A investigação tramita no Supremo Tribunal Federal (STF), sob relatoria do ministro André Mendonça, que determinou o cumprimento de mandados de busca e apreensão e o afastamento do servidor investigado. De acordo com a apuração, o perito criminal federal investigado é João Cláudio Nabas. Ele é suspeito de repassar informações sigilosas obtidas durante as investigações a um profissional da imprensa.

Segundo apurações, o suposto vazamento envolveria informações sobre conversas atribuídas ao ministro do Supremo Tribunal Federal Alexandre de Moraes e ao ex-banqueiro Daniel Vorcaro, proprietário do Banco Master. O repasse teria ocorrido entre dezembro e janeiro deste ano.

Em nota, a APCF afirmou que acompanha os desdobramentos da operação "com atenção" e declarou que "está adotando as medidas cabíveis para acompanhar o caso e contrapor qualquer cometimento de injustiça". A associação também informou que dará suporte jurídico ao investigado.

"Nos termos de seu regimento interno, a APCF prestará todo o apoio associativo e jurídico cabível ao perito criminal federal citado, a fim de assegurar o devido respeito à ampla defesa e ao contraditório", afirmou.

A entidade declarou ainda que investigações de grande repercussão exigem "cautela, equilíbrio e responsabilidade institucional", para evitar conclusões precipitadas antes da conclusão das apurações.

Afastamento determinado pelo STF

Por decisão de André Mendonça, a Polícia Federal cumpriu nesta terça-feira (19) dois mandados de busca e apreensão e aplicou medidas cautelares contra o investigado. Entre elas, está a suspensão do exercício da função pública. Nenhuma prisão foi realizada durante a operação.

Segundo a PF, as investigações apontam que o perito teria divulgado informações sigilosas relacionadas à análise de materiais apreendidos em fases anteriores da Operação Compliance Zero. A suspeita é que os dados tenham sido obtidos a partir do acesso do servidor a elementos protegidos da investigação.

A corporação não informou quais dados teriam sido vazados nem detalhou o conteúdo do material analisado pelo servidor investigado. O Supremo, por sua vez, afirmou que a operação tem como alvo exclusivamente a conduta funcional do agente público investigado, sem qualquer relação com jornalistas ou veículos de comunicação.

Em nota, o STF declarou que a investigação "destina-se à apuração da conduta de agente público que, em tese, teria violado o dever funcional de resguardar informações sigilosas". A Corte também ressaltou a preservação das garantias constitucionais ligadas à atividade jornalística, incluindo o sigilo da fonte.

Investigação apura corrupção e lavagem de dinheiro

A 7ª fase da Operação Compliance Zero ocorre em meio ao aprofundamento das investigações sobre um esquema que envolve suspeitas de corrupção, lavagem de dinheiro, obstrução de Justiça e monitoramento ilegal de autoridades, jornalistas e opositores ligados ao grupo investigado.

O caso está no STF por envolver pessoas com foro privilegiado e servidores federais.

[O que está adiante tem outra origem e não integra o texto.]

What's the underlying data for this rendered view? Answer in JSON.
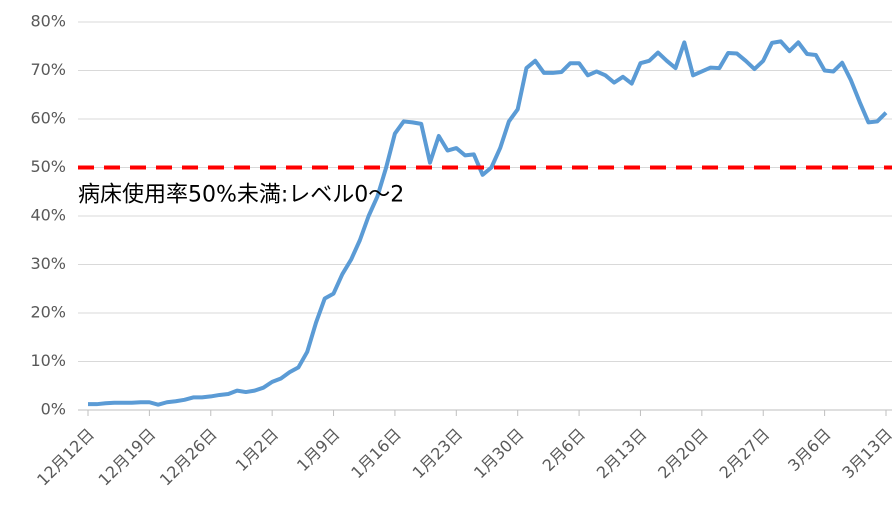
{
  "chart_data": {
    "type": "line",
    "categories": [
      "12月12日",
      null,
      null,
      null,
      null,
      null,
      null,
      "12月19日",
      null,
      null,
      null,
      null,
      null,
      null,
      "12月26日",
      null,
      null,
      null,
      null,
      null,
      null,
      "1月2日",
      null,
      null,
      null,
      null,
      null,
      null,
      "1月9日",
      null,
      null,
      null,
      null,
      null,
      null,
      "1月16日",
      null,
      null,
      null,
      null,
      null,
      null,
      "1月23日",
      null,
      null,
      null,
      null,
      null,
      null,
      "1月30日",
      null,
      null,
      null,
      null,
      null,
      null,
      "2月6日",
      null,
      null,
      null,
      null,
      null,
      null,
      "2月13日",
      null,
      null,
      null,
      null,
      null,
      null,
      "2月20日",
      null,
      null,
      null,
      null,
      null,
      null,
      "2月27日",
      null,
      null,
      null,
      null,
      null,
      null,
      "3月6日",
      null,
      null,
      null,
      null,
      null,
      null,
      "3月13日"
    ],
    "series": [
      {
        "color": "#5b9bd5",
        "values": [
          1.2,
          1.2,
          1.4,
          1.5,
          1.5,
          1.5,
          1.6,
          1.6,
          1.1,
          1.6,
          1.8,
          2.1,
          2.6,
          2.6,
          2.8,
          3.1,
          3.3,
          4.0,
          3.7,
          4.0,
          4.6,
          5.8,
          6.5,
          7.8,
          8.8,
          12,
          18,
          23,
          24,
          28,
          31,
          35,
          40,
          44,
          50,
          57,
          59.5,
          59.3,
          59,
          51,
          56.5,
          53.5,
          54,
          52.5,
          52.7,
          48.5,
          50,
          54,
          59.5,
          62,
          70.5,
          72,
          69.5,
          69.5,
          69.7,
          71.5,
          71.5,
          69,
          69.8,
          69,
          67.5,
          68.7,
          67.3,
          71.5,
          72,
          73.7,
          72,
          70.5,
          75.8,
          69,
          69.8,
          70.6,
          70.5,
          73.6,
          73.5,
          72,
          70.3,
          72,
          75.7,
          76,
          74,
          75.8,
          73.4,
          73.2,
          70,
          69.8,
          71.6,
          68,
          63.5,
          59.3,
          59.5,
          61.3
        ]
      }
    ],
    "ylim": [
      0,
      80
    ],
    "yticks": [
      {
        "value": 0,
        "label": "0%"
      },
      {
        "value": 10,
        "label": "10%"
      },
      {
        "value": 20,
        "label": "20%"
      },
      {
        "value": 30,
        "label": "30%"
      },
      {
        "value": 40,
        "label": "40%"
      },
      {
        "value": 50,
        "label": "50%"
      },
      {
        "value": 60,
        "label": "60%"
      },
      {
        "value": 70,
        "label": "70%"
      },
      {
        "value": 80,
        "label": "80%"
      }
    ],
    "grid": true,
    "reference_line": {
      "value": 50,
      "color": "#ff0000",
      "label": "病床使用率50%未満:レベル0～2"
    }
  }
}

A investigação principal tem relação com suspeitas de fraudes envolvendo o Banco Master e abriu uma frente paralela para apurar eventual vazamento de informações internas da apuração.

Segundo a Polícia Federal, a preservação do sigilo é considerada essencial para evitar prejuízos à coleta de provas e ao andamento das diligências. O material apreendido durante as buscas desta terça-feira será analisado para identificar como as informações teriam deixado o ambiente restrito da investigação e se houve participação direta do perito afastado.